Referring to the graph of breakdown by region of respondses in the agenda paper, one ISSB member asked why the number of reponses was high in Europe relative to other regions. The staff replied that in cases where an industry body provided a response, it was counted as one in the graph. However, in reality there are many entities beloging to that industry body. The staff said that much of the input, including from outreach activities, was from other regions outside of Europe.

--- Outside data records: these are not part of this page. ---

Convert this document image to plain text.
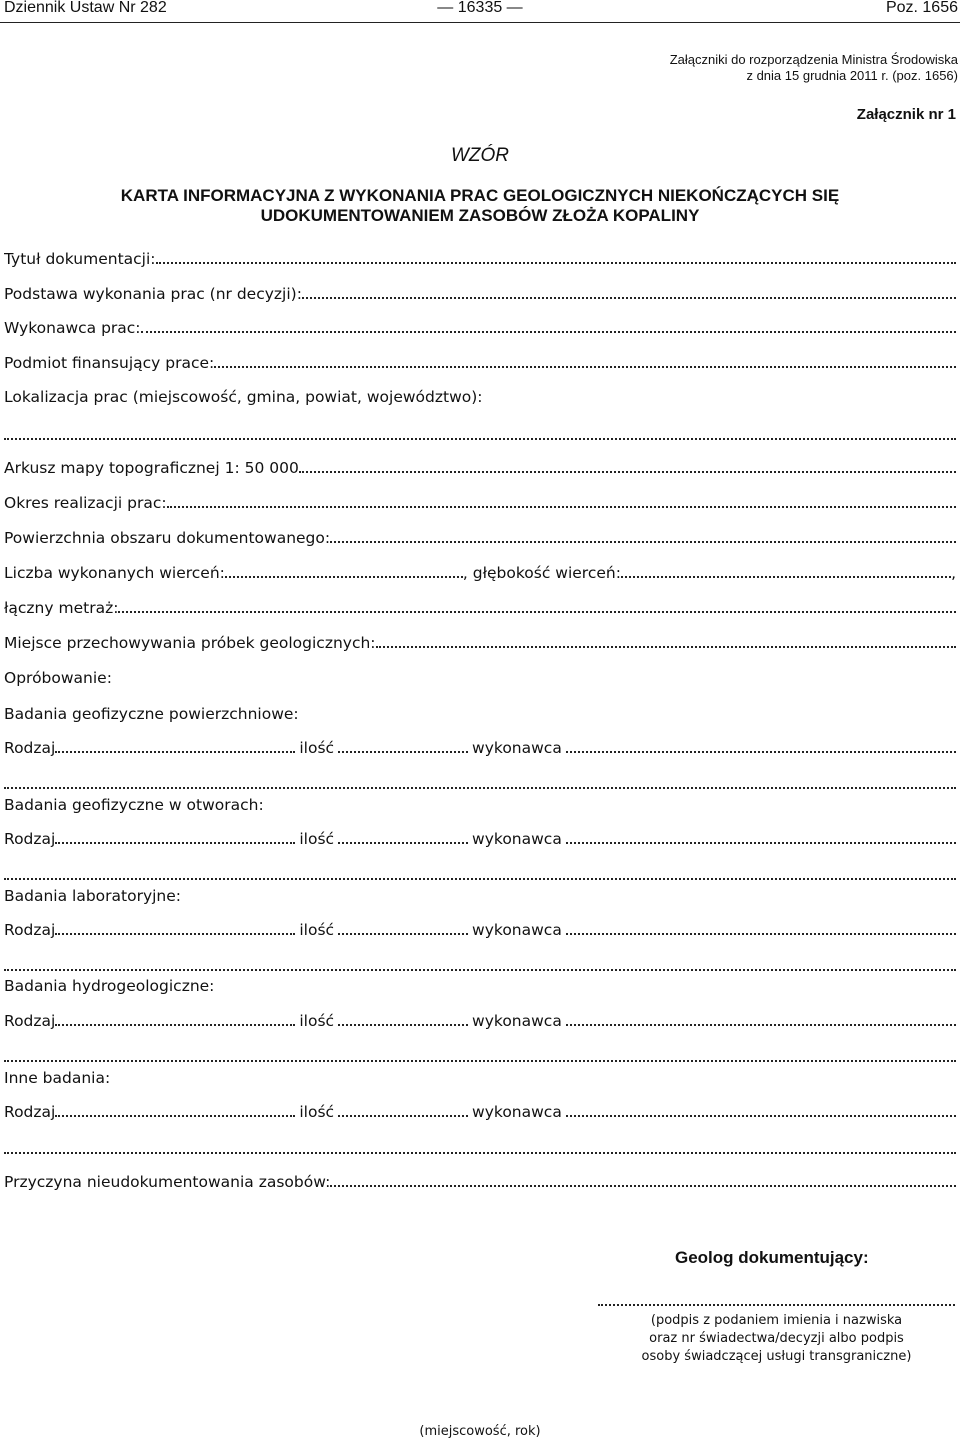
Dziennik Ustaw Nr 282	— 16335 —	Poz. 1656
Załączniki do rozporządzenia Ministra Środowiska
z dnia 15 grudnia 2011 r. (poz. 1656)
Załącznik nr 1
WZÓR
KARTA INFORMACYJNA Z WYKONANIA PRAC GEOLOGICZNYCH NIEKOŃCZĄCYCH SIĘ
UDOKUMENTOWANIEM ZASOBÓW ZŁOŻA KOPALINY
Tytuł dokumentacji:
Podstawa wykonania prac (nr decyzji):
Wykonawca prac:
Podmiot finansujący prace:
Lokalizacja prac (miejscowość, gmina, powiat, województwo):
Arkusz mapy topograficznej 1: 50 000
Okres realizacji prac:
Powierzchnia obszaru dokumentowanego:
Liczba wykonanych wierceń:	, głębokość wierceń:	,
łączny metraż:
Miejsce przechowywania próbek geologicznych:
Opróbowanie:
Badania geofizyczne powierzchniowe:
Rodzaj	ilość	wykonawca
Badania geofizyczne w otworach:
Rodzaj	ilość	wykonawca
Badania laboratoryjne:
Rodzaj	ilość	wykonawca
Badania hydrogeologiczne:
Rodzaj	ilość	wykonawca
Inne badania:
Rodzaj	ilość	wykonawca
Przyczyna nieudokumentowania zasobów:
Geolog dokumentujący:
(podpis z podaniem imienia i nazwiska
oraz nr świadectwa/decyzji albo podpis
osoby świadczącej usługi transgraniczne)
(miejscowość, rok)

With respect to the scope of the proposals, the Vice-Chair observed that there are two aspects of transition risks related to entities in financial sector. One aspect is potential impacts on the credit risk of loans that an entity advances to its counterparty, which can be affected as the counterparty changes its business model in transitioning to lower-carbon economy. The other aspect is that financial instituions are subject to reputational risks and customer preferences. The Vice-Chair and other ISSB members said that it was very critical to understand which aspect of the transition risks the ISSB tries to address when the ISSB redeliberates the proposals.

One ISSB member said that the proposals on financed and facilitated emissions are only a part of the industry-based metrics disclosure requirements for entities in the financial sector and that when redeliberating, the ISSB should be mindful of other disclosure required for these entities in addition to those relating to financed and facilitated emissions.

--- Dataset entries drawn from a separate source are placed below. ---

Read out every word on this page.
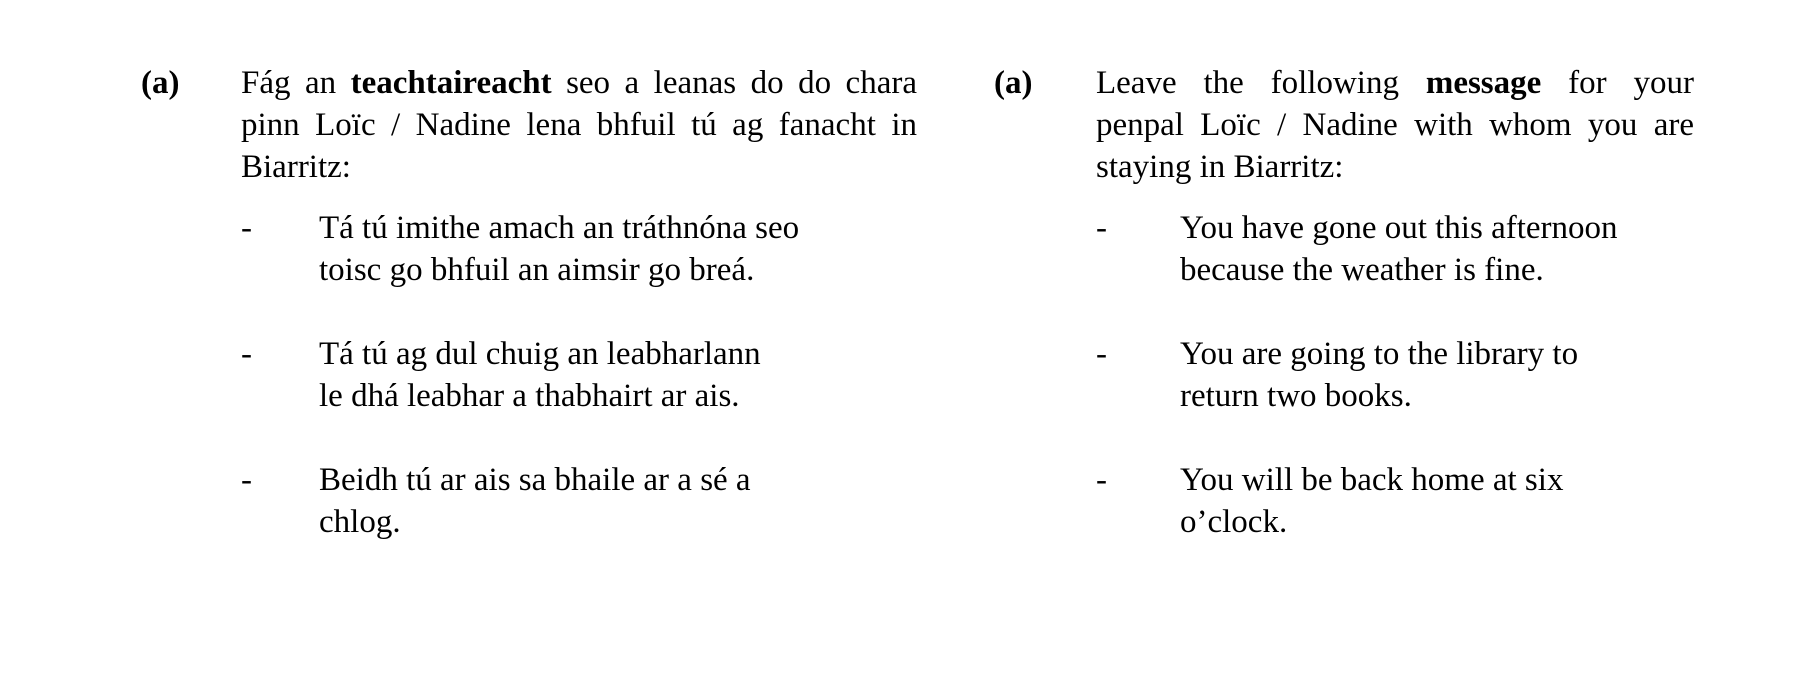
(a) Fág an teachtaireacht seo a leanas do do chara pinn Loïc / Nadine lena bhfuil tú ag fanacht in Biarritz:
- Tá tú imithe amach an tráthnóna seo
toisc go bhfuil an aimsir go breá.
- Tá tú ag dul chuig an leabharlann
le dhá leabhar a thabhairt ar ais.
- Beidh tú ar ais sa bhaile ar a sé a
chlog.
(a) Leave the following message for your penpal Loïc / Nadine with whom you are staying in Biarritz:
- You have gone out this afternoon
because the weather is fine.
- You are going to the library to
return two books.
- You will be back home at six
o’clock.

The Chair suggested that the standards should be clear as to what falls into financed emissions and what falls into facilitated emissions, especially when different disclosure is required for different types of emissions.

With respect to the proposals relating to asset management and custody activities, one ISSB member noted that the propsed metric would not require a breakdown by asset class, sector or strategy. He also noted that some respondents said that a breakdown by portfolio or strategy would be more useful and suggested that the staff consider how the proposals can lead to more useful information by potentially including a further breakdown.

With respect to the topic on data consideration, one ISSB member suggested the staff to consider providing an exemption to entities regarding disclosure stemming from transactions in which a structured entity is involved. The Chair commented that there is not much substance in the notion of “scope 3 of scope 3” and that in his experience most of the funding from financial institutions to a counterparty ends up in scope 3 of that counterparty and not in scope 1 or scope 2. Accordingly, it is not compelling for him that financial institutions would only look at scope 1 and scope 2 of their couterparty. While another ISSB member agreed with the Chair’s comments from a conceptual standapoint, he suggested that the ISSB should be aware of practical challenges in providing “scope 3 of scope 3” information with high quality. The Vice-Chair suggested that when the ISSB redeliberates, it would be helpful for the ISSB to consider the issue from a conceptual standpoint separately from a practical standpoint.

With regard to the topic on complexity, one ISSB member noted responses relating to proposals on facilitated emissions and derivatives were similar, in a sense that calculating methodologies related to these are too nascent, but that the staff took a different stance in terms of its proposed actions towards these concerns. The staff explained that the staff had observed that banks disclosed information relating to facilitated emissions now and that this topic came up often during the consultation process whereas with regard to derivatives many industry bodies the staff reached out to said that it was too early. The Vice-Chair suggested when the ISSB considers a way forward for derivatives, it should not be based on whether the disclosure practice around derivatives is new or not, and instead it should be based on what information would be useful regarding derivatives keeping in mind the two aspects of transition risks she mentioned at the beginning of the discussion.

No decisions were made at this meeting.